The Story
Why it exists.
The beginning
Alberto Morillas composed L'Eau d'Issey Un Goutte Sur un Petal, a fragrance built around one image: a single drop of water resting on a flower petal after rain. The name itself was the concept. A dew drop on a petal. The following year, Issey Miyake Parfums brought it back with a new identity: Reflection In A Drop. Same brief, refined. The original had been a seasonal release. The re-edition expanded its presence. Morillas, working from the same aquatic-floral blueprint, tightened the focus. The citrus sharpened. The lotus deepened. The warmth of the base became the real ending.

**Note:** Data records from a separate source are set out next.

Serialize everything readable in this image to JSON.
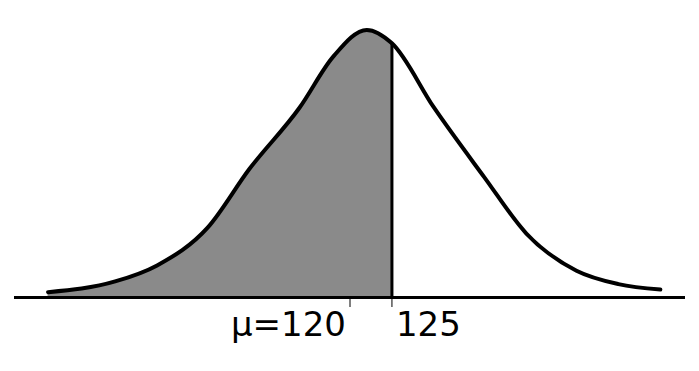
{
  "chart_data": {
    "type": "area",
    "x": [
      84,
      92,
      97,
      103,
      108,
      114,
      118,
      122,
      125,
      130,
      136,
      141,
      147,
      152,
      157
    ],
    "values": [
      2,
      6,
      12,
      26,
      48,
      71,
      90,
      100,
      95,
      71,
      45,
      24,
      10,
      5,
      3
    ],
    "shade_to": 125,
    "xlim": [
      80,
      160
    ],
    "ylim": [
      0,
      105
    ],
    "xticks": [
      {
        "value": 120,
        "label": "μ=120"
      },
      125
    ],
    "tick_labels": "x",
    "color": "#000000"
  }
}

What makes this composition work is the tension between its materials. Mandarin and lemon arrive bright and immediate, that burst of morning, of sun breaking through clouds. But the lotus that follows is not a watery cliché. It's green, slightly bitter, the way actual lotus root smells when you cut it open. That slight edge keeps the rose from going fully soft. And the vanilla at the base? It's not loud. It doesn't announce itself. It simply makes the whole thing feel like it's been sitting on warm skin, not floating in a test tube.
The evolution
The opening hits fast, a quick citrus flash that dissipates. What replaces it matters more. The lotus unfolds slowly, wet and green, before the rose arrives to soften everything. That middle phase lasts the longest on most skin, a quiet floral-aquatic hum that sits close to the body. The vanilla and musk do not announce themselves. They arrive quietly in the later stages, blending into skin-warmth rather than perfume. By the time it fades, there is a faint powdery trace, the kind you only notice if you pressed your nose to your wrist.
Cultural impact
L'Eau d'Issey Reflection In A Drop drew from the Un Goutte Sur un Petal seasonal edition, reframing its dew drop concept for a wider audience. The fragrance leans into a soft, transparent character that feels contemporary and accessible. Moderate sillage and an intimate wear pattern make it easy to wear in close quarters, a quiet presence rather than a bold statement.